Gerry Davies: We had two SMEs in the project and they had different roles. As an example, Zf-Screens BV from the Netherlands were involved in the development of the zebrafish high-throughput screening model. They engaged very positively with developing a tool that enables them to screen very large numbers of drugs at lots of different concentrations, and combinations of drugs, very efficiently. They developed these methods rapidly during the project to the extent where they now have a tool that may become very valuable in the early phases of preclinical development.
IMI Programme Office: Would all this have been possible without the public-private collaboration brought by IMI?
Justin Green: Perhaps it could have been done, but it wouldn’t have been funded. We already have a large number of scientists, at GSK and in other companies, working on TB, but all of this was done in addition to what those companies were already planning and has given scrutiny to what they were previously doing. IMI is uniquely placed at that pre-competitive space where you’re going to try and really challenge the bottlenecks. This is definitely what this project has been able to do.
IMI Programme Office: What happens now to all the tools generated within the project? Will they be sustained and accessible to scientists outside the project?

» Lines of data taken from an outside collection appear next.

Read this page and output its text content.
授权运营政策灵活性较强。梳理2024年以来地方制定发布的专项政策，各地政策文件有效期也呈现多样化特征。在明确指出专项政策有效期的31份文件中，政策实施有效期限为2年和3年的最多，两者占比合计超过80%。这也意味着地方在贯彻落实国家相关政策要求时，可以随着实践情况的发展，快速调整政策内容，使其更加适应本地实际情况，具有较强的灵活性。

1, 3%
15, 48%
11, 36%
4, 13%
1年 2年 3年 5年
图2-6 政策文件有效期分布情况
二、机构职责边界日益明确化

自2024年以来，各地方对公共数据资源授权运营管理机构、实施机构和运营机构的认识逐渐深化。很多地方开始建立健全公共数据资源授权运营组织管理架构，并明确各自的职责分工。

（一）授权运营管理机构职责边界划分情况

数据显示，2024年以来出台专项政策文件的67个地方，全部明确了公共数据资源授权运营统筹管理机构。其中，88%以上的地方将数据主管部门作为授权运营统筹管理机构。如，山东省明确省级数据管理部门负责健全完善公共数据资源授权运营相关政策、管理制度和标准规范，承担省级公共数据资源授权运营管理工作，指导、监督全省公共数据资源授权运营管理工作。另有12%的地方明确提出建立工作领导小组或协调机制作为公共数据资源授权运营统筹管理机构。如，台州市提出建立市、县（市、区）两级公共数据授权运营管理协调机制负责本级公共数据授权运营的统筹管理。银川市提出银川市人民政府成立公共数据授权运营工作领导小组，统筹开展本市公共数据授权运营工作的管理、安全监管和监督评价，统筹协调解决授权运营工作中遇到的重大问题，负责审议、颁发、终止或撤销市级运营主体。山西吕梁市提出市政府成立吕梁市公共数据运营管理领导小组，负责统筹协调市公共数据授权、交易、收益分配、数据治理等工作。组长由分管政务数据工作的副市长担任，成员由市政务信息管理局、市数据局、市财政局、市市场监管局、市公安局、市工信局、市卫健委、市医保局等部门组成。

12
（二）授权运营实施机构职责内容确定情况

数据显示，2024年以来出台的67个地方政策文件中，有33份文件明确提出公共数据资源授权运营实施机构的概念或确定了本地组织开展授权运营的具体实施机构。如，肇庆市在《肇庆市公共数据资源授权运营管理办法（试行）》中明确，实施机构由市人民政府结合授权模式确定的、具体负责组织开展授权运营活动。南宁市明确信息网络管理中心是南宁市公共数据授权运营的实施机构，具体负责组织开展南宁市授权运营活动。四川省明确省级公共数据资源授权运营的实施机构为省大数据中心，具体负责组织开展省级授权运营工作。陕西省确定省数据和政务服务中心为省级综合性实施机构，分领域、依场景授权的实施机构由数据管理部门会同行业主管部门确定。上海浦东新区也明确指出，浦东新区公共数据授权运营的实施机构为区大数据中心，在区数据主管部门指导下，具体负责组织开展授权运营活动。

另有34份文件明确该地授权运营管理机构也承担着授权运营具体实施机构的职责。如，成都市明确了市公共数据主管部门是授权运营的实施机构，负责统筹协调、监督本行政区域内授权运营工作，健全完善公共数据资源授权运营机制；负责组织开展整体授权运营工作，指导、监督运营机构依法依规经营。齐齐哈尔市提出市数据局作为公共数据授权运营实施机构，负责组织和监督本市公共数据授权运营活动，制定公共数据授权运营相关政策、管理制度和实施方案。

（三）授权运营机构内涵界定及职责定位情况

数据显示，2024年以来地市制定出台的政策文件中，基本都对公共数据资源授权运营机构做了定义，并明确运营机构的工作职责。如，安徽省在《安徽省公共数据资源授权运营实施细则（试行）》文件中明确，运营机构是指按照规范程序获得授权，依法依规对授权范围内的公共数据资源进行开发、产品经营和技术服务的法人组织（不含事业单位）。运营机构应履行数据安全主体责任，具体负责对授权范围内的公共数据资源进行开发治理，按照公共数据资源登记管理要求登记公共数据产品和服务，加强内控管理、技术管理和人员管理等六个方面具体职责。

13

Gerry Davies: We managed to find ways to make publicly available all of the key resources that were generated by the project. In particular, the databases of preclinical data and clinical data have permanent homes that are funded probably for at least the next decade. These data are a key resource for the wider TB drug development community which I hope will be added to and expanded in the future. On top of that, some of the technologies that we’ve talked about, such as the molecular bacillary load assay, have been provided in a way that any external scientific group can work with in a standardised and hopefully reproducible way. Finally, a lot of the code base for many of the modelling and simulation tools that we’ve developed will also be available through publicly accessible websites – so that’s there for people to take, modify and integrate into their drug development efforts as they see fit.
IMI Programme Office: Anything else to add?
Gerry Davies: It’s hard to imagine what other funder would have supported a project of this kind of ambition and scope in this particular area. What I am most proud of is the way that all of the scientists involved in the consortium, some of whom are very eminent, embraced that vision of drug development that we were putting forward and have made it a reality. Collectively they have done something that is very novel and hopefully will set a benchmark for the way that we think about evaluating drug development in tuberculosis in the future.